The concept of good faith efforts does not give a distinct measure of time before the vessel can be boarded, and it could mean hours could go by before a warship could inspect a vessel if they must be able to prove they made the effort.

The resolution is also unclear on how member states should enforce the extraordinary powers authorized in the resolution in a way that would prioritize the safety of individuals on the vessel being trafficked or smuggled.

=== Lack of clarity of mandate ===
It has been pointed out, that the UN Security Council was not clear on why it invoked Chapter VII of the UN Charter, as they did not identify how the situation in Libya is a threat to peace, breach of peace, or act of aggression. By not clarifying what the situation threatens, it raises questions about whether the measures authorized were appropriate and fundamentally if the UN Security Council should have been involved or not.

=== Wrong targeting of criminal groups ===
Operation Sophia and Resolution 2240 (2015) have been criticized for not targeting the criminals correctly. To stop and arrest the criminals, it would be necessary to take two different approaches, by tailoring each to either human traffickers or human smugglers as their business models are not identical.
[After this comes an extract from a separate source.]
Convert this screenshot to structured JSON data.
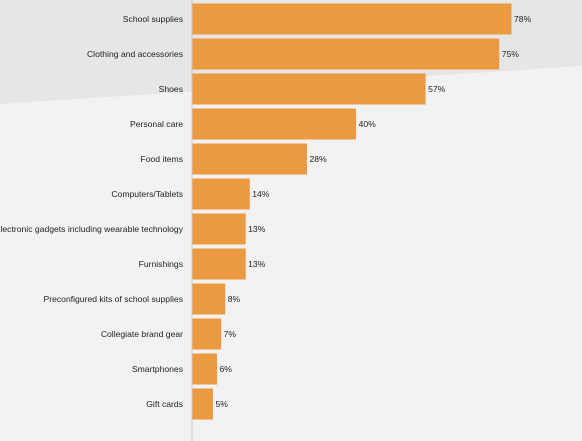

=== Addressing root causes ===
To stop the illegal migration along this route, any measures would need to address the root causes of the migration. The UN Security Council has acknowledged that states in the region need help create conditions in which organized transnational crime can be fought and stability in the region can be reinstated. This could be through approaches such as capacity building and legal frameworks, but the issues have not been solved. As stated at the start of this article, this was also one of the reasons why Venezuela abstained from the vote. They expressed concerns that a military approach would not be able to solve the issue because people were trying to migrate to safer locations, something migrant smugglers were taking advantage of. The only way to stem the flow of migrants and ensure human security would be through addressing the root causes of the migrant flows through Libya. A solely military operation might address the symptoms of the issue, but it would not address the cause.

The resolution and Operation Sophia changed the business model of the criminal groups. The criminals have continued to exploit the situation of individuals desperately searching for better conditions due to political instability.

The resolution and the subsequent re-approvals of the authorization of these extraordinary means have never resulted in options for legal migration, that could have stopped the need for individuals to use the illegal migration routes, but this is beyond the scope of the mission and the mandate of the UN Security Council.